Coastal Launch Pad
- Interactive map of Coastal Launch Pad
- Location: Washington County, Maine, United States
- Coordinates: 44°26′40″N 67°36′00″W﻿ / ﻿44.4444°N 67.6000°W
- Operator: Maine Spaceport Corp; BluShift Aerospace; VALT Enterprises;
- Launch pad: 1

Coastal Launch Pad launch history
- Launches: 0
- First launch: Q2 2024
- Associated rockets: Stardust Rogue Beta

= Maine Spaceport Complex =

Proposed state-wide private launch sites

The Maine Spaceport Complex is the name for a series of proposed spaceports across the state of Maine being built for private companies like BluShift Aerospace. Its construction is being overseen by the Maine Space Corporation, a quasi-governmental agency.

==History==
The project was started in 2020, and consists of planned locations in Brunswick, Portland, Orono, Aroostook County, and Washington County.

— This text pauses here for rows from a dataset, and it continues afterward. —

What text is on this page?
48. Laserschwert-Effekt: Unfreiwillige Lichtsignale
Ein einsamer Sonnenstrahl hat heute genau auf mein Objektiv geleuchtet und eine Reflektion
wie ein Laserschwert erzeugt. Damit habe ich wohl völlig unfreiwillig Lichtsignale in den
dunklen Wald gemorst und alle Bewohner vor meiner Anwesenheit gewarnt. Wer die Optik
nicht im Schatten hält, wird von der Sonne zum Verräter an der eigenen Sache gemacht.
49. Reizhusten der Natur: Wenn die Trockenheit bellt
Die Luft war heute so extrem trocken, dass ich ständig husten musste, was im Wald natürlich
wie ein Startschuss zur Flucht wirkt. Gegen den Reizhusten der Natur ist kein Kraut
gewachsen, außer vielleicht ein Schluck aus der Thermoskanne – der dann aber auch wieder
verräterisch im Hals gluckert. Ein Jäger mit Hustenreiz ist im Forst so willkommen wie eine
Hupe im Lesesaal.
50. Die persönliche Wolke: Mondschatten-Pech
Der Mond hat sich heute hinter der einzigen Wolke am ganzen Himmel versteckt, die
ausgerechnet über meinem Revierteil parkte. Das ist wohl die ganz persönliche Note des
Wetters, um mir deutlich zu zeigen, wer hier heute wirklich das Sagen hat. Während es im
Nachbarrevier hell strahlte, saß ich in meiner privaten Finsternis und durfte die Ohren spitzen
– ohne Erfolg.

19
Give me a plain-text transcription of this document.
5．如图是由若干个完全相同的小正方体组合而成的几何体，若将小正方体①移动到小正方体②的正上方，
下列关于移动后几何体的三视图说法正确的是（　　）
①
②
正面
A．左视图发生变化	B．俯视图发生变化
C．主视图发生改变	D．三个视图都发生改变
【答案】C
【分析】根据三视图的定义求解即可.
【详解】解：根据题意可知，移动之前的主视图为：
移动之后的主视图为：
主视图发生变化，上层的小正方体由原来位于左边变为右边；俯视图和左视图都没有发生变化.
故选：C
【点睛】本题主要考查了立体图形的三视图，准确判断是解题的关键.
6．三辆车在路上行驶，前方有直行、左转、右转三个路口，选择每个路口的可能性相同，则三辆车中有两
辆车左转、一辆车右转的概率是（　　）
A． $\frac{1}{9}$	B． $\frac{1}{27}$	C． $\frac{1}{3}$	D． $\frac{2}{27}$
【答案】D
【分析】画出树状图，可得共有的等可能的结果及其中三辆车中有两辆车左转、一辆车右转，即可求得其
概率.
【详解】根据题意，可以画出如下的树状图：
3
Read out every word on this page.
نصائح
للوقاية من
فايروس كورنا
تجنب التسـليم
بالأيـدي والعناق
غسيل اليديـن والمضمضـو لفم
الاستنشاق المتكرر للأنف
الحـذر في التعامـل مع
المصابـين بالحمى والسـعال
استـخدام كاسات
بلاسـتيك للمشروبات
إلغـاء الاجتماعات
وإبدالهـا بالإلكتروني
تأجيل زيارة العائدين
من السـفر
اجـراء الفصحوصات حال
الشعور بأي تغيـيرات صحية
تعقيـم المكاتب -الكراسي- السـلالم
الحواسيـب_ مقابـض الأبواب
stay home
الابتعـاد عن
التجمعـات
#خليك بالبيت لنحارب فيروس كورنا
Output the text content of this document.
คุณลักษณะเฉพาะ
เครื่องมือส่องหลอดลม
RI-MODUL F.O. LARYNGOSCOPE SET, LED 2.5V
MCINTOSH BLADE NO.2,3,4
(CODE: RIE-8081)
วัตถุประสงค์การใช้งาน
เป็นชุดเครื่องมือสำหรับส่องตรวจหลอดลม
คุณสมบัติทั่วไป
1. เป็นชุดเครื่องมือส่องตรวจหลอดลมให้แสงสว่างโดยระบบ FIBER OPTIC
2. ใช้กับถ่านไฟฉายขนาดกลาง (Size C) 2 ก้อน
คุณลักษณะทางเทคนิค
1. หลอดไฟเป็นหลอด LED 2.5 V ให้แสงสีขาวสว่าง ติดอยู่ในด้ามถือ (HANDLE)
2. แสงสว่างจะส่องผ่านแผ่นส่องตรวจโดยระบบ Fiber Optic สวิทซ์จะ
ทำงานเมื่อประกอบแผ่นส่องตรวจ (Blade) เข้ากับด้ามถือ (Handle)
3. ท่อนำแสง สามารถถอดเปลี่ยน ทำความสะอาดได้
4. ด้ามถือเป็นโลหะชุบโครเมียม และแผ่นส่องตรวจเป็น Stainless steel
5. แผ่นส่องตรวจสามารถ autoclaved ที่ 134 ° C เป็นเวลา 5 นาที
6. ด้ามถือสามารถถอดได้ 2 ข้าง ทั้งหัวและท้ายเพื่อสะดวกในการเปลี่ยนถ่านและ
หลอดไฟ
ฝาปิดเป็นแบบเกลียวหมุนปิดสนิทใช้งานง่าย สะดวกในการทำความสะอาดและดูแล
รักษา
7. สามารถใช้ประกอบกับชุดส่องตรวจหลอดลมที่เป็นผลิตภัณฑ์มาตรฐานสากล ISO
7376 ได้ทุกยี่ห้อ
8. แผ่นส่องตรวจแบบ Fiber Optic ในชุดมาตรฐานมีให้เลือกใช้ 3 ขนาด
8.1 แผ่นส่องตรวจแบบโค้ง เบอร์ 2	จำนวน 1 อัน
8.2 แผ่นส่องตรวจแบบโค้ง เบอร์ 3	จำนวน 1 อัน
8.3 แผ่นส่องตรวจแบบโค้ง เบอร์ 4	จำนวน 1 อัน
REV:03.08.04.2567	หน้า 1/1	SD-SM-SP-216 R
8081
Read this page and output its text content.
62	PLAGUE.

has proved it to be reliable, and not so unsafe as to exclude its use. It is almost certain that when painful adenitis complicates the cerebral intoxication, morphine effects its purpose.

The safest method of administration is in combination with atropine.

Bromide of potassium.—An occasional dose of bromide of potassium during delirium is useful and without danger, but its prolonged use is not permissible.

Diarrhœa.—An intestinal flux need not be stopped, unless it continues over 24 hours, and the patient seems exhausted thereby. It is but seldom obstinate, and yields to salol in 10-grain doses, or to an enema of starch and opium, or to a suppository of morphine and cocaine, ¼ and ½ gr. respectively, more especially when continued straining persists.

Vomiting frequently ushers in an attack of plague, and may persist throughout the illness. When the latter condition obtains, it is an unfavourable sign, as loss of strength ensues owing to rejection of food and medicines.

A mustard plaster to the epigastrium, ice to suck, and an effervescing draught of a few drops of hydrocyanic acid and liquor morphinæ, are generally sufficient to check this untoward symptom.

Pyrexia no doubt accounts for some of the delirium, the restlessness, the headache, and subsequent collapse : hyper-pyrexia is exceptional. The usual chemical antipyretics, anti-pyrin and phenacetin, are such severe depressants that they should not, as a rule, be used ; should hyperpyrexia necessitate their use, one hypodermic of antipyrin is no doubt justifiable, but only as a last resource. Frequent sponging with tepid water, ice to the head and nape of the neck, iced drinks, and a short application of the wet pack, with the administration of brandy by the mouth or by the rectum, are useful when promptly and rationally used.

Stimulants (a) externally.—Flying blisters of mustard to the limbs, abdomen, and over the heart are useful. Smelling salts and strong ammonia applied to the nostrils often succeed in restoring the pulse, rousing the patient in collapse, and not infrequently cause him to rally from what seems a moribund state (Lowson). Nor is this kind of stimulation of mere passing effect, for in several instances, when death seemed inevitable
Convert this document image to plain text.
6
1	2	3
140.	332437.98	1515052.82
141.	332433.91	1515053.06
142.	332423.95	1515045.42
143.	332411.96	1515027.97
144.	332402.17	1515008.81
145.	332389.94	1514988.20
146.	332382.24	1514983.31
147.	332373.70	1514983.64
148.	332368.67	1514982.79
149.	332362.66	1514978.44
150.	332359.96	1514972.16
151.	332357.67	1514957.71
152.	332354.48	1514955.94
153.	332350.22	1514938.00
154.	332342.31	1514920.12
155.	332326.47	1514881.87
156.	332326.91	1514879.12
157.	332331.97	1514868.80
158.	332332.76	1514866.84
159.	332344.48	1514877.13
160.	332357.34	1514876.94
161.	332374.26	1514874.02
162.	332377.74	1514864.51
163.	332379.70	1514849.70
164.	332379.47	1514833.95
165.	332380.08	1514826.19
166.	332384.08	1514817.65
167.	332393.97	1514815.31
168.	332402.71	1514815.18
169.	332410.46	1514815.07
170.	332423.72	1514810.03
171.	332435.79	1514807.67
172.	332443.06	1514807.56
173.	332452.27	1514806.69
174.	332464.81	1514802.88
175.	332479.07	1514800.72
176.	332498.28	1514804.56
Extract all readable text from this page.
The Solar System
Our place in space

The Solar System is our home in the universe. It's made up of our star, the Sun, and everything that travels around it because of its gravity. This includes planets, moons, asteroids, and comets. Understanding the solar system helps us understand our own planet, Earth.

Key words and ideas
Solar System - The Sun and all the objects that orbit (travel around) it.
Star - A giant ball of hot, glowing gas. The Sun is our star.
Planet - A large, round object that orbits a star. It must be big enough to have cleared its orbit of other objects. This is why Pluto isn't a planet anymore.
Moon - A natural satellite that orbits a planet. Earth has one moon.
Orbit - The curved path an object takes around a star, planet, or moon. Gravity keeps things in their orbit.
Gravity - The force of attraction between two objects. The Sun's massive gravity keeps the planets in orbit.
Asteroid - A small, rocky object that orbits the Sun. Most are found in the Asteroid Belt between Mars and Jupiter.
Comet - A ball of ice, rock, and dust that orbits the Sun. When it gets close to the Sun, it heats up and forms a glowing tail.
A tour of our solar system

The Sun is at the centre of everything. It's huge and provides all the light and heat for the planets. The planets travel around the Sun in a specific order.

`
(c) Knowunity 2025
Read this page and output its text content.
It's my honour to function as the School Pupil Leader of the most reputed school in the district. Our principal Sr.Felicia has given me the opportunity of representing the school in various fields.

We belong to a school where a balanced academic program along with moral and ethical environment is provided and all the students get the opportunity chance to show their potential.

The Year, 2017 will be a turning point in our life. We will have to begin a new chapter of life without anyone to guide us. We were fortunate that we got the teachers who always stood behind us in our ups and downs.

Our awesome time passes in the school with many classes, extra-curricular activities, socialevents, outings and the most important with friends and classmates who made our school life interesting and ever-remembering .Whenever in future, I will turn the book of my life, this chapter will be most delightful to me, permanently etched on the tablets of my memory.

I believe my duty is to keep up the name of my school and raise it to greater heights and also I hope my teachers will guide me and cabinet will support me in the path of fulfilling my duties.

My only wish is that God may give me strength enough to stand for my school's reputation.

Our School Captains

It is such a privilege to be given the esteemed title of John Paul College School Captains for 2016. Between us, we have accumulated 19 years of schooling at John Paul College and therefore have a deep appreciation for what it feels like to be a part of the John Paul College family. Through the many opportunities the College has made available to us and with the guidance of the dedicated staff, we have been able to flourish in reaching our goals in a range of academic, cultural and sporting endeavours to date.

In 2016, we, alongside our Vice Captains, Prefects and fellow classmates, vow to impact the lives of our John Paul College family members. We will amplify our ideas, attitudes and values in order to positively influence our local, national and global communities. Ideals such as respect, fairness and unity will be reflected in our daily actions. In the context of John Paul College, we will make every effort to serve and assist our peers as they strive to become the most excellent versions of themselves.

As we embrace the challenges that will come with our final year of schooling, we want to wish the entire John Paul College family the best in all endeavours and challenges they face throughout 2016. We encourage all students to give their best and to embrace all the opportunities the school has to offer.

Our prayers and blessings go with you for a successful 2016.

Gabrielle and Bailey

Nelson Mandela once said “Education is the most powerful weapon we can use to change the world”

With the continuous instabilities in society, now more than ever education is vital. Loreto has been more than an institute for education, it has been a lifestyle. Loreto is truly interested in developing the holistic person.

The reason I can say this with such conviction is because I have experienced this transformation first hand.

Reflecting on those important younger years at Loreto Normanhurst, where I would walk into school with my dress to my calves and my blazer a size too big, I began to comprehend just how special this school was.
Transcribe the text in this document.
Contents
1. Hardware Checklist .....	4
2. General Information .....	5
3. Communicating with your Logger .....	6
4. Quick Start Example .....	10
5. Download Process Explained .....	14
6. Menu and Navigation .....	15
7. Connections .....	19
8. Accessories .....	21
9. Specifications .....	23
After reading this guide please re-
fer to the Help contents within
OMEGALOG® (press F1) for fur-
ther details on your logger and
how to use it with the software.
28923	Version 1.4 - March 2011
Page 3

BluShift conducted the first successful launch of their Stardust series of rockets at Loring Commerce Centre (formerly Loring Air Force Base) on January 31, 2021. Afterwards, other planned launches from the site were canceled, and the next launch was planned to take place in the second quarter of 2024 either from Coastal Launch Pad nearby the towns of Jonesport and Beals in Washington County (although the Vertical Launch Pad at Spaceport America in New Mexico has also been considered).